What you really need to ask yourself is how we would exchange data with people in other galaxies. Now tune into your third eye for a month and let me know what you find!
You know what's the bigger question? If humanity spreads amongst many stars, how can we remain united when a back-and-forth exchange of data will take years, if not decades? Or is humanity doomed to fragment into planet-sized entities as soon as the first colony ships leave the Solar System?
On August 18 2012 10:43 Shady Sands wrote: You know what's the bigger question? If humanity spreads amongst many stars, how can we remain united when a back-and-forth exchange of data will take years, if not decades? Or is humanity doomed to fragment into planet-sized entities as soon as the first colony ships leave the Solar System?

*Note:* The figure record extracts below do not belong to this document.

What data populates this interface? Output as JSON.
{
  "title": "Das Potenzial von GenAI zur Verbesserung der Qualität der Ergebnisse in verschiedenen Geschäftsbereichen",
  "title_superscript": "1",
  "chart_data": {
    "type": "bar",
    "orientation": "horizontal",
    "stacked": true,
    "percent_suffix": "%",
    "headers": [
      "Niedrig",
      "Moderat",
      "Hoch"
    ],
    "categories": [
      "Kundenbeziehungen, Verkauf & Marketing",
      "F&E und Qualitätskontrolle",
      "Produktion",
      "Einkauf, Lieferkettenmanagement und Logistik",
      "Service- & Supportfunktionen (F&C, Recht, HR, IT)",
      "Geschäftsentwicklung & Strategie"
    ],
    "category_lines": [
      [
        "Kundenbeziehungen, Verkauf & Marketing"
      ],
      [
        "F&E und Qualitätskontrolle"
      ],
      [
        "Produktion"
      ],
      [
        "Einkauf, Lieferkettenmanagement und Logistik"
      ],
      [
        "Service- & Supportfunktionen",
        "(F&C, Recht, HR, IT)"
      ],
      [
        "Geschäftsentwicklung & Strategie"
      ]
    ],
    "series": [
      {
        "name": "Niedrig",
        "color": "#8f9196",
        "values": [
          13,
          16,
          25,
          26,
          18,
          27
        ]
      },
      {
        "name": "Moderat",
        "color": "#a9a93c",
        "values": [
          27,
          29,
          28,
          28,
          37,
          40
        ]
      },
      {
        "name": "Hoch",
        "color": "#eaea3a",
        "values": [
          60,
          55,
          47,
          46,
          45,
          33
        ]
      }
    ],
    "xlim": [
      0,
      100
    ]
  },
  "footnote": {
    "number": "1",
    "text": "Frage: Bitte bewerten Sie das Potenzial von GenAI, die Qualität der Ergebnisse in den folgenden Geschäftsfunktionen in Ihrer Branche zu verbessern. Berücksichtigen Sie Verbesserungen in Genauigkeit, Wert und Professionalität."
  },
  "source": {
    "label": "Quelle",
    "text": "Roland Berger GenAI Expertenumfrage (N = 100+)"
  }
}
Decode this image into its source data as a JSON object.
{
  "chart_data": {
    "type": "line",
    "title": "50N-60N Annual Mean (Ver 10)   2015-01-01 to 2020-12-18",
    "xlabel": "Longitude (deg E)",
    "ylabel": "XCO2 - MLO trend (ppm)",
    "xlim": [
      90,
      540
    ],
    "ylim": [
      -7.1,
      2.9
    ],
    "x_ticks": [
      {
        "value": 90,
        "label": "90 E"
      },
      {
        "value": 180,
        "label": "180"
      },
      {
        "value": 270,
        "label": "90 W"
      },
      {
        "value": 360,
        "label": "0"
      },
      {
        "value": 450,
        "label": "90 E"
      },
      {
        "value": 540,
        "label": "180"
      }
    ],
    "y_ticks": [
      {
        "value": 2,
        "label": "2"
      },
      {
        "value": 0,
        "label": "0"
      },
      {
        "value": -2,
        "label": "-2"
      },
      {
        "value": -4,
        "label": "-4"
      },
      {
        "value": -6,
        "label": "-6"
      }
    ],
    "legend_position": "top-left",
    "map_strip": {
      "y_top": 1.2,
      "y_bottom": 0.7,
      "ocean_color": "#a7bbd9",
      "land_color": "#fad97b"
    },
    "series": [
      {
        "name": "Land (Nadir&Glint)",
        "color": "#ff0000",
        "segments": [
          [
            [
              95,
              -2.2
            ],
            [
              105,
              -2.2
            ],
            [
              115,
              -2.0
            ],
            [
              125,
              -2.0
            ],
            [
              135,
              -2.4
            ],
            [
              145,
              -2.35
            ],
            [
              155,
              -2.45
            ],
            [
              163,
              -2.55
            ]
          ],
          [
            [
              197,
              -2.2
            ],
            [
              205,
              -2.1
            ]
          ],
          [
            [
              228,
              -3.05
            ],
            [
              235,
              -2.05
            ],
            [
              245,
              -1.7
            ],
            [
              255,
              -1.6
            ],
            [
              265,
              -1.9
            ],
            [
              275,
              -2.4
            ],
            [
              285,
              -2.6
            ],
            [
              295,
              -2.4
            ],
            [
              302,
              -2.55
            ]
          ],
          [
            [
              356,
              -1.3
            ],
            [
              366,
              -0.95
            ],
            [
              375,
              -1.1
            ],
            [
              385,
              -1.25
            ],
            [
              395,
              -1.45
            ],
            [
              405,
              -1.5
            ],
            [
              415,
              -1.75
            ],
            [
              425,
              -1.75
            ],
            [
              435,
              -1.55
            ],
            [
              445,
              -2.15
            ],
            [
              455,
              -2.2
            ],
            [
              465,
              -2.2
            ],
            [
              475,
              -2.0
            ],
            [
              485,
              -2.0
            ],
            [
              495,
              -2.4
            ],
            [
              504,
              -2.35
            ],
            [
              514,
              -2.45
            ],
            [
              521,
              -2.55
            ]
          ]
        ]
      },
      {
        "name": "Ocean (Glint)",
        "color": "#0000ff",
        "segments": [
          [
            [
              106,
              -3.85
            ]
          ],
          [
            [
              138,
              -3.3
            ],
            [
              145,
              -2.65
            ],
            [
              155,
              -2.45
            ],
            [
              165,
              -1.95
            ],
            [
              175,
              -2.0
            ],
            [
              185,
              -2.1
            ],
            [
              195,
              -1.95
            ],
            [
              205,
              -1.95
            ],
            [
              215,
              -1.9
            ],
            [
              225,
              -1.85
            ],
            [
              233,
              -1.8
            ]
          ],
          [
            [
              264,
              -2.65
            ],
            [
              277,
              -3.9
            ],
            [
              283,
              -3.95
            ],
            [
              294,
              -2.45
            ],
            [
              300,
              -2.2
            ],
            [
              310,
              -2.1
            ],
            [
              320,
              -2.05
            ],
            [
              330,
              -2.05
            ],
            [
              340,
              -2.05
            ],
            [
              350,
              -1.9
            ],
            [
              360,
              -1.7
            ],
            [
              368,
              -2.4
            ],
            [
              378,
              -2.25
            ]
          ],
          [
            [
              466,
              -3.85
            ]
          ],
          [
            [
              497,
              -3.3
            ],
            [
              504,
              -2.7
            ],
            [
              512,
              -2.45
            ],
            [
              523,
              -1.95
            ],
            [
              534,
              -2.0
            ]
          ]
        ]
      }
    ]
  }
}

The third eye takes care of this.
Edit: for your listening pleasure, sir of the original post creation:
On August 18 2012 10:43 Shady Sands wrote: You know what's the bigger question? If humanity spreads amongst many stars, how can we remain united when a back-and-forth exchange of data will take years, if not decades? Or is humanity doomed to fragment into planet-sized entities as soon as the first colony ships leave the Solar System?
Well, consider what that would mean. Would you really care about what someone who is literally decades away from ever doing anything to you thinks about you? Would they care about what you think about them? There wouldn't need to be a war of independence, because they would be independent by default. You can't effectively govern when communicating with the governed takes that long. You have to rely on local control and autonomy.
While humanity would be fragmented, I don't really see how this is "doom" so much as just fairly isolated. We'd still be able to share technological advances and such, but any more meaningful, human contact would be fairly negligable.
The point is to ensure the continued survival of the species.